I have played with Fluent API and I'm 99% sure my relationships are correctly defined. I can't figure out why this DbSet tries to assign an ID for this entity.
Update
Thank you for your help, so here is a more detailed illustration of my situation :
public Car
{
public int ID { get; set; }
public string Brand {get; set; }
public int Driver1ID {get; set;}
public Person Driver1 {get; set;}
public int Driver2ID {get; set;}
public Person Driver2 {get; set;}
}
public Person
{
public int ID { get; set; }
public string Name { get; set; }
}
And here is my fluent configuration :
modelBuilder.Entity<Car>().HasKey(x => x.ID);
modelBuilder.Entity<Car>().Property(x => x.ID).HasDatabaseGeneratedOption(DatabaseGeneratedOption.Identity); // Added following Igor's suggestion
modelBuilder.Entity<Car>().HasRequired(x => x.Driver1).WithOptional().WillCascadeOnDelete(false);
modelBuilder.Entity<Car>().HasRequired(x => x.Driver2).WithOptional().WillCascadeOnDelete(false);
Edit 2
Well, I have found that actually Migrations messed up. For some reason EF put the 2nd foreign key (Driver2), on the primary key column. This is why, DbSet.Add() was populating the ID column with a value that was actually the Driver 2 ID.
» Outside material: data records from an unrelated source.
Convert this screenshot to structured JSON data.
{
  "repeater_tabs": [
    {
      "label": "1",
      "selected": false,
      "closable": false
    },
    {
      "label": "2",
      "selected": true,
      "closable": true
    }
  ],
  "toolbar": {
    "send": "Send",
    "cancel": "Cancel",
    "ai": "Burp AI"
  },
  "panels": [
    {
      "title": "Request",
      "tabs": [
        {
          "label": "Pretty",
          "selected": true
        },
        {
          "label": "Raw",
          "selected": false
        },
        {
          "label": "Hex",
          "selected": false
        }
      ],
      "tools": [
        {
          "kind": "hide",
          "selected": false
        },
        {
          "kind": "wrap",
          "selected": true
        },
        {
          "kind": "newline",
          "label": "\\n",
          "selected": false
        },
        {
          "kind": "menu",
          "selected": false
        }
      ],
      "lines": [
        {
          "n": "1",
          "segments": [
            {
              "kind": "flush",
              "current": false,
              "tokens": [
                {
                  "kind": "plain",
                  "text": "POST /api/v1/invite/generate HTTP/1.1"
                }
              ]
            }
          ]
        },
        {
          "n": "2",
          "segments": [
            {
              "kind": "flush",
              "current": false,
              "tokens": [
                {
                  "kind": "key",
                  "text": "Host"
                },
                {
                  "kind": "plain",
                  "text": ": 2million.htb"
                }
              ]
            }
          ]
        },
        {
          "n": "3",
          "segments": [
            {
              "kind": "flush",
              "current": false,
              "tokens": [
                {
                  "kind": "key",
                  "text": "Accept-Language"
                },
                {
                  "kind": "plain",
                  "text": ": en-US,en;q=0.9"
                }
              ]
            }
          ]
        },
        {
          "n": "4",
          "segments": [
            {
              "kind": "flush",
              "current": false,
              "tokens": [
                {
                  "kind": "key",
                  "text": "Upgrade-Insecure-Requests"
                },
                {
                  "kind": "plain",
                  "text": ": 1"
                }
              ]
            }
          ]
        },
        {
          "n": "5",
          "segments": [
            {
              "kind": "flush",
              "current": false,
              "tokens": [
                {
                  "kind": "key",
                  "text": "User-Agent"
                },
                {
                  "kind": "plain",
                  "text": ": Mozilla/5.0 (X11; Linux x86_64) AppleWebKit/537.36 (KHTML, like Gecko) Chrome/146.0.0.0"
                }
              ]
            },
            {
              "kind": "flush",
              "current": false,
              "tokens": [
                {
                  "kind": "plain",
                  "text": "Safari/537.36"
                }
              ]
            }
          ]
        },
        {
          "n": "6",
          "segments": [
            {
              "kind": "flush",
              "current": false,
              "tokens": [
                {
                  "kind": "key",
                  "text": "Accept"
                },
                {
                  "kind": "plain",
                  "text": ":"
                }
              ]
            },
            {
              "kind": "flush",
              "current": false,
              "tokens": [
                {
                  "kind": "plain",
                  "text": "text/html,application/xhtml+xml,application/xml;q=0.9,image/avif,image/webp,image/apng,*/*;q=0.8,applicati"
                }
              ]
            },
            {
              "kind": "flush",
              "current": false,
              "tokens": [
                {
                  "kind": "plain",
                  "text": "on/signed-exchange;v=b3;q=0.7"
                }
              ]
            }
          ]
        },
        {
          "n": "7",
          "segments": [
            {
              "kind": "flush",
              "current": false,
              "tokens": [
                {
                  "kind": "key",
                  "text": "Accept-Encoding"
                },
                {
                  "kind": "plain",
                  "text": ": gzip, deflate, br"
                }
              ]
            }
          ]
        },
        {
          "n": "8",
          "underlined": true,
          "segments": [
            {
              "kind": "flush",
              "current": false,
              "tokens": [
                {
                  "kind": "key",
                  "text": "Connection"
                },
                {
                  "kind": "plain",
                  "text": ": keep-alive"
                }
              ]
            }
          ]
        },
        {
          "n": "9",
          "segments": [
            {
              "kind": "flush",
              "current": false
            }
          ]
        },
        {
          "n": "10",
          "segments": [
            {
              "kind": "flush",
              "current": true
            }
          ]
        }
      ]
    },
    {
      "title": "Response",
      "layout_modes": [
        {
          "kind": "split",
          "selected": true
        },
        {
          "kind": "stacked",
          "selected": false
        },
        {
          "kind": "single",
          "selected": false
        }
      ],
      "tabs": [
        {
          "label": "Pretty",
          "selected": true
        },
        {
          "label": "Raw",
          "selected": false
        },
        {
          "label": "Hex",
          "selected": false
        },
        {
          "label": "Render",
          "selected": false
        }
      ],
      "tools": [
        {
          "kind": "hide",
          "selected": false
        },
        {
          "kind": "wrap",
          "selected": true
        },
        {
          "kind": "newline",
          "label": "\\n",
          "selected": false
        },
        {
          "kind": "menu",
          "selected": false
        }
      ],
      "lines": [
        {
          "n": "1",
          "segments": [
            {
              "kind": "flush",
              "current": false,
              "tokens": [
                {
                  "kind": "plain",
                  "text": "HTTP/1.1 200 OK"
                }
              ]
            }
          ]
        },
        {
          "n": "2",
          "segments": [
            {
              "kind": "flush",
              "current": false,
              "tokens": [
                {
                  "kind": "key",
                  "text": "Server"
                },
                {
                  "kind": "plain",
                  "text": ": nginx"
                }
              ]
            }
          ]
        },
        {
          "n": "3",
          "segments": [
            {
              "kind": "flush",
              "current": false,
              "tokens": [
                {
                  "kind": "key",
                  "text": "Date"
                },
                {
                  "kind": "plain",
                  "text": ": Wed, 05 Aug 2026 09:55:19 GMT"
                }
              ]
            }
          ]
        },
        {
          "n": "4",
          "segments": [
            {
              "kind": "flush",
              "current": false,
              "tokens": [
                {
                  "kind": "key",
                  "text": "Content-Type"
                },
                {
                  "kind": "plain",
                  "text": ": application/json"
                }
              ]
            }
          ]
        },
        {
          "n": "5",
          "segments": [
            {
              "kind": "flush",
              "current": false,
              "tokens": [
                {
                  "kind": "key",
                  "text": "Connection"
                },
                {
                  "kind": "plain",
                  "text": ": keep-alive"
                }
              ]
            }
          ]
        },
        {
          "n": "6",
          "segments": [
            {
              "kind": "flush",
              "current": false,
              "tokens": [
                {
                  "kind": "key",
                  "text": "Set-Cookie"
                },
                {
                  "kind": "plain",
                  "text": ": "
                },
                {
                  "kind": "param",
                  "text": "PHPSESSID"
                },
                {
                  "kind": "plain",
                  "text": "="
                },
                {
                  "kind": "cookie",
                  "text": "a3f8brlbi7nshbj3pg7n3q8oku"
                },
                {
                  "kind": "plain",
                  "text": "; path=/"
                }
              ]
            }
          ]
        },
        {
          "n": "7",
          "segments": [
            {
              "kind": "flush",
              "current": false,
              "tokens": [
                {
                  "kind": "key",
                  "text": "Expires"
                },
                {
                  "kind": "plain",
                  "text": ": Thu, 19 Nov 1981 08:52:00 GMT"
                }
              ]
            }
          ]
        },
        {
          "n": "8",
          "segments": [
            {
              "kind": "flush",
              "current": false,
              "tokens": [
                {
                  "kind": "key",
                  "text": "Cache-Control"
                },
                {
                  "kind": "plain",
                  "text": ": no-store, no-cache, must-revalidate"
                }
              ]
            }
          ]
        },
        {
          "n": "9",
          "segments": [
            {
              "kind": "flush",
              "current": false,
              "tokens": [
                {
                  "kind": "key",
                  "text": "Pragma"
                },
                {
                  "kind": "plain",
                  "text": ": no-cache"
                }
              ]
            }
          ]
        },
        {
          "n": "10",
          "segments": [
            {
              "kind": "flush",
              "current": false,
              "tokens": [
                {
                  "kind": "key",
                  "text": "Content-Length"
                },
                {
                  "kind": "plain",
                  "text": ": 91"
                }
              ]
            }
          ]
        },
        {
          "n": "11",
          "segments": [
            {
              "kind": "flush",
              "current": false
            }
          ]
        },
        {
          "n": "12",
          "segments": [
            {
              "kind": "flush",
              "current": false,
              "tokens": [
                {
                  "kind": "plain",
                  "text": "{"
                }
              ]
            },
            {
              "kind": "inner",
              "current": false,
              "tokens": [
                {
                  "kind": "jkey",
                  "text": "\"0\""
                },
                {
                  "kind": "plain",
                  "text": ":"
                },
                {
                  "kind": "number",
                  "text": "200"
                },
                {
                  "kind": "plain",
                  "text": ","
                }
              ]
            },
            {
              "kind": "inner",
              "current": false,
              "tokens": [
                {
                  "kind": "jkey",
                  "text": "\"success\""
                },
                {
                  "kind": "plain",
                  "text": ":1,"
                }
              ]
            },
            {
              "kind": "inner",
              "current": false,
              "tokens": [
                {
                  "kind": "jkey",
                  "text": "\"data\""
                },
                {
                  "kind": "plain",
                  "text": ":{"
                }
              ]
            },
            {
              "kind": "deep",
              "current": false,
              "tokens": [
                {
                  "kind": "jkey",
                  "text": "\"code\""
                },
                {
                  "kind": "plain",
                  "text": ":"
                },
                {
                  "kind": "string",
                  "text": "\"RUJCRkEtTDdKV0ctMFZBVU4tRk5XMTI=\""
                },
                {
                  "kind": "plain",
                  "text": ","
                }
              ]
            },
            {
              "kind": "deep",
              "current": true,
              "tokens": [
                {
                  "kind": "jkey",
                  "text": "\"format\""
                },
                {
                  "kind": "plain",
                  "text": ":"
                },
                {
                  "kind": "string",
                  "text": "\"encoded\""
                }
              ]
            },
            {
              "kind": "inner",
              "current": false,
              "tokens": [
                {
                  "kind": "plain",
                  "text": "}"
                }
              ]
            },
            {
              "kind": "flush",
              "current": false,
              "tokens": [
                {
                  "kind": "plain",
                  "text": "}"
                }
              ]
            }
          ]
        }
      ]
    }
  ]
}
I really don't know why EF got confused like that. And the weird thing is that I didn't see this FK when I looked in SQL Management Studio. It looks like EF applied some relashionships that were not actually in the DB.
I reset the whole migrations (deleted the migration folder and the _migrationhistory table, then executed Enable-Migrations and Add-Migration Init in PowerShell), and I have been able to see the problematic lines in the initial migration file.
Or course I have modified them and It seems to have solved the problem.